I was thinking about having a trailer plug on it and plug it into my truck plug. Then using my electric brake controller I could operate the electric motor. What do you think? Or would I be better of trying to find a cheap controller(if one exists)


----------



## dieselss (Jan 3, 2008)

what kinda salter is it? how many amps is it rated to pull?


----------



## Diesel_brad (Sep 20, 2010)

It is a "custom" made one. Has a Dayton motor, not sure of the amps


----------



## Diesel_brad (Sep 20, 2010)

3.2 amps. I was thinking about using just a light dimmer switch to turn it on and off with a speed variation


----------



## dieselss (Jan 3, 2008)

3.2 at start up too. That's some of the issue. It could have 10.0 at start up and drop dwn to 3.2


----------



## goel (Nov 23, 2010)

I have a snow ex 1875 that we also put a vibrator on. Toggle switch is all it took.


----------



## Diesel_brad (Sep 20, 2010)

goel;1674200 said:


> I have a snow ex 1875 that we also put a vibrator on. Toggle switch is all it took.

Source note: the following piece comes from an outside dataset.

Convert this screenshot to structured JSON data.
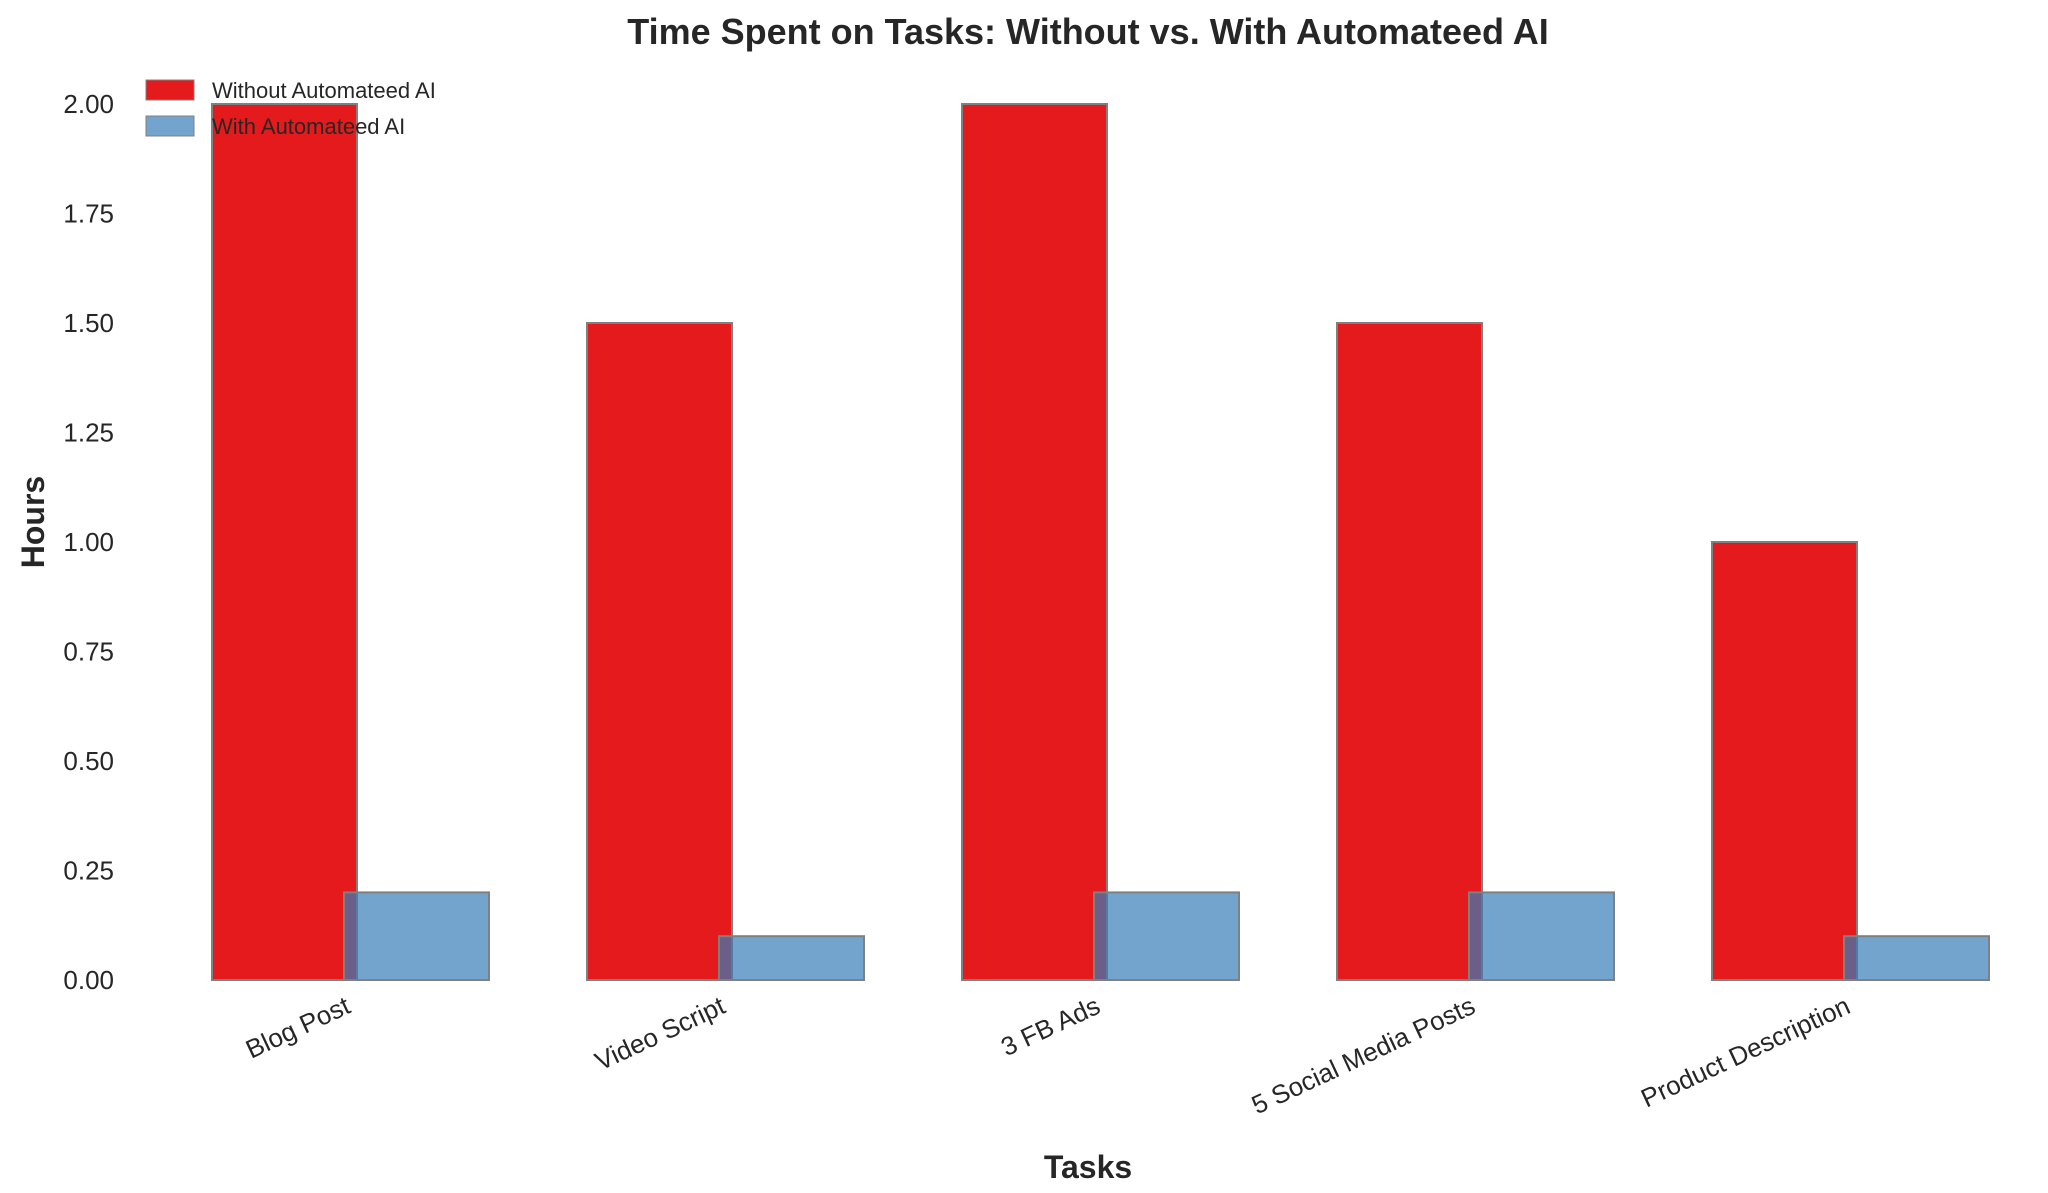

I really want variable speed


----------



## dieselss (Jan 3, 2008)

You can buy a western or aftermarket variable speed controller if you want to go that route.


----------



## goel (Nov 23, 2010)

My version cost 4 bucks new.


----------



## Diesel_brad (Sep 20, 2010)

dieselss;1674209 said:


> You can buy a western or aftermarket variable speed controller if you want to go that route.


For $300, I don't think so


----------



## Diesel_brad (Sep 20, 2010)

Ended up buying a used Fisher/Western controller. Works like a charm on the lowest setting. Just wish the hole in the hopper was big enough for rock salt. Pellets ain't cheap


----------



## 04hd (Jan 3, 2013)

Just saw this tonight and 3 nights a go I did a rework of my snow ex sr110. I like the spreader nice for me and my 1 man show!! Can take on and off easily to get snow blower out of back. Any way the computer board in it took a crap. I got a 2 wire cigarette plug in extension cut the end and made a plug in for it. The spreader runs at 100% spinner speed which is fine it makes a 20-25 foot path. I should take a couple pictures!


----------



## Buddhaman (Dec 17, 2005)

I used a 12v heater control switch for $8. I have high, med and low.


----------



## Diesel_brad (Sep 20, 2010)

Buddhaman;1701349 said:


> I used a 12v heater control switch for $8. I have high, med and low.


I wondered about those. wasnt sure how well it would dissipate heat


----------



## framer1901 (Dec 18, 2005)

I searched everywhere for a way to control a small ATV type spreader last year, it came down to buying a 300 buck controller or a heater switch with hi, med and low - I found it at Autozone or something like that, from an old style vehicle.

You'd think at first it'd be easy to control DC voltage but it ain't.


----------